You have created a Power BI report with many visualizations and calculations, however, it is slow! And the slowest part of that is the report page with a matrix or table visual in it! Why that visual is so slow? Is this the problem of Visual in Power BI? or Power BI problem at all? or something to do with the modeling and calculation? I get this question a lot from my clients at the beginning of consulting work or from my students at my courses. In this article, I’m going to explain why the matrix and table in your Power BI report might be slow, and what you should do about it? To learn more about Power BI, read Power BI book from Rookie to Rock Star.

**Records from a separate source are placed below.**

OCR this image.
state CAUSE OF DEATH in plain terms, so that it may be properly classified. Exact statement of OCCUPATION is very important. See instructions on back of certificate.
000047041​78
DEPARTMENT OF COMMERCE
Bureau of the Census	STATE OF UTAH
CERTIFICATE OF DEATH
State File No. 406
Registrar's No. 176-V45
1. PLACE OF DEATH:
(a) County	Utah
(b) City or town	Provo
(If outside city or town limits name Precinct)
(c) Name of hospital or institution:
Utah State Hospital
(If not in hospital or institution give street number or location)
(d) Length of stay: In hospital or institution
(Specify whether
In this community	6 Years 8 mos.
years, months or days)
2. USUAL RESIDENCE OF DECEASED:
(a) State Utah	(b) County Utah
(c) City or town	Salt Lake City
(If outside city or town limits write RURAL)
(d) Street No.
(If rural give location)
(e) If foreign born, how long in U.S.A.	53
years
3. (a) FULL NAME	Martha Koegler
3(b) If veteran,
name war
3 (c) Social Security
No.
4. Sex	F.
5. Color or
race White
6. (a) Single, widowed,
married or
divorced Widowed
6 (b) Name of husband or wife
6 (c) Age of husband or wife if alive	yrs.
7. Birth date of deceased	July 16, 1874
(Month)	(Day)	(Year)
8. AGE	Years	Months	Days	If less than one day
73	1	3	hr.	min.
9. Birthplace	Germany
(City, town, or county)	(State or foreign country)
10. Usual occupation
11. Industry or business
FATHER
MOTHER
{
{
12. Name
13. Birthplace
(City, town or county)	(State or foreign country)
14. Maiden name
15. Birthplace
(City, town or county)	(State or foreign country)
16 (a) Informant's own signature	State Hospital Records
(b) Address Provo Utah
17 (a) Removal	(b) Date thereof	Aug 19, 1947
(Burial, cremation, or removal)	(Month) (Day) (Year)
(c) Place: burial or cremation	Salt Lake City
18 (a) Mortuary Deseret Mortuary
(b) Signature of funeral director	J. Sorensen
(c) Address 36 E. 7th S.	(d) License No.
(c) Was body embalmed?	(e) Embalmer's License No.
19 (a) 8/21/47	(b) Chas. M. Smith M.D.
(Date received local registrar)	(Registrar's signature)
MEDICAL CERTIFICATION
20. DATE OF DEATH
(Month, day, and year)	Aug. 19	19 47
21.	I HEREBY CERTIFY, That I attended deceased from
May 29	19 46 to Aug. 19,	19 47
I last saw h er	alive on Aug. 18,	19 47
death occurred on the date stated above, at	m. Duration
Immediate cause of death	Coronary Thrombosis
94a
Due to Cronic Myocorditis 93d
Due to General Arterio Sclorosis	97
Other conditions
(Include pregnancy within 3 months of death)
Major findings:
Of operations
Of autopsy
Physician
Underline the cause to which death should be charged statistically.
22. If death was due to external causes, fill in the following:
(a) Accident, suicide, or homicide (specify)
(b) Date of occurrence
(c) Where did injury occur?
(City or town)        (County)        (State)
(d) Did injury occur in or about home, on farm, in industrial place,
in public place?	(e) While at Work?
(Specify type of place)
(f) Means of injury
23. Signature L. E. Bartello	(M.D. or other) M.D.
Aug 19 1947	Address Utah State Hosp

Most of the time, you get the performance problem when you use Measures in the matrix or table visual. That being said, I have seen models that even showing a column in table or matrix visual is slow, and the reason for that most of the time is bad design and bi-directional relationship. Having a badly designed model always hurts. Let’s talk about the scenario that 99% of the time happens; When you have measures in your table and matrix visuals, and you feel that it is slow, and sometimes VERY slow.
How Measure Works
A Measure is one of the three types of calculations you can create in Power BI. The other two types of calculations are; Calculated Table and Calculated Column. I have written in details about differences between Measures and Calculated Columns in this article, And I recommend you to read that article to get the full picture of what is the best type of calculation for your scenario. Let’s have a look at how Measure is calculated;
Measures are calculated on the fly!
Measures are not pre-calculated values. The only type of calculation in Power BI, which is not pre-calculated is the Measure. Measure calculation will happen on the fly, right at the time when you change a value in the slicer, filter, or click on a visual to highlight something. Every interaction like those will trigger the evaluation of a measure to happen.
Measures Consume CPU
Because Measure calculation should happen immediately after the interaction through other visuals, this calculation happens using the processing unit of CPU. At the time of calculating measures, you can sometimes notice it (if the calculation takes a long time) that the CPU usage suddenly goes up to 100%, and after finishing the calculation goes back down.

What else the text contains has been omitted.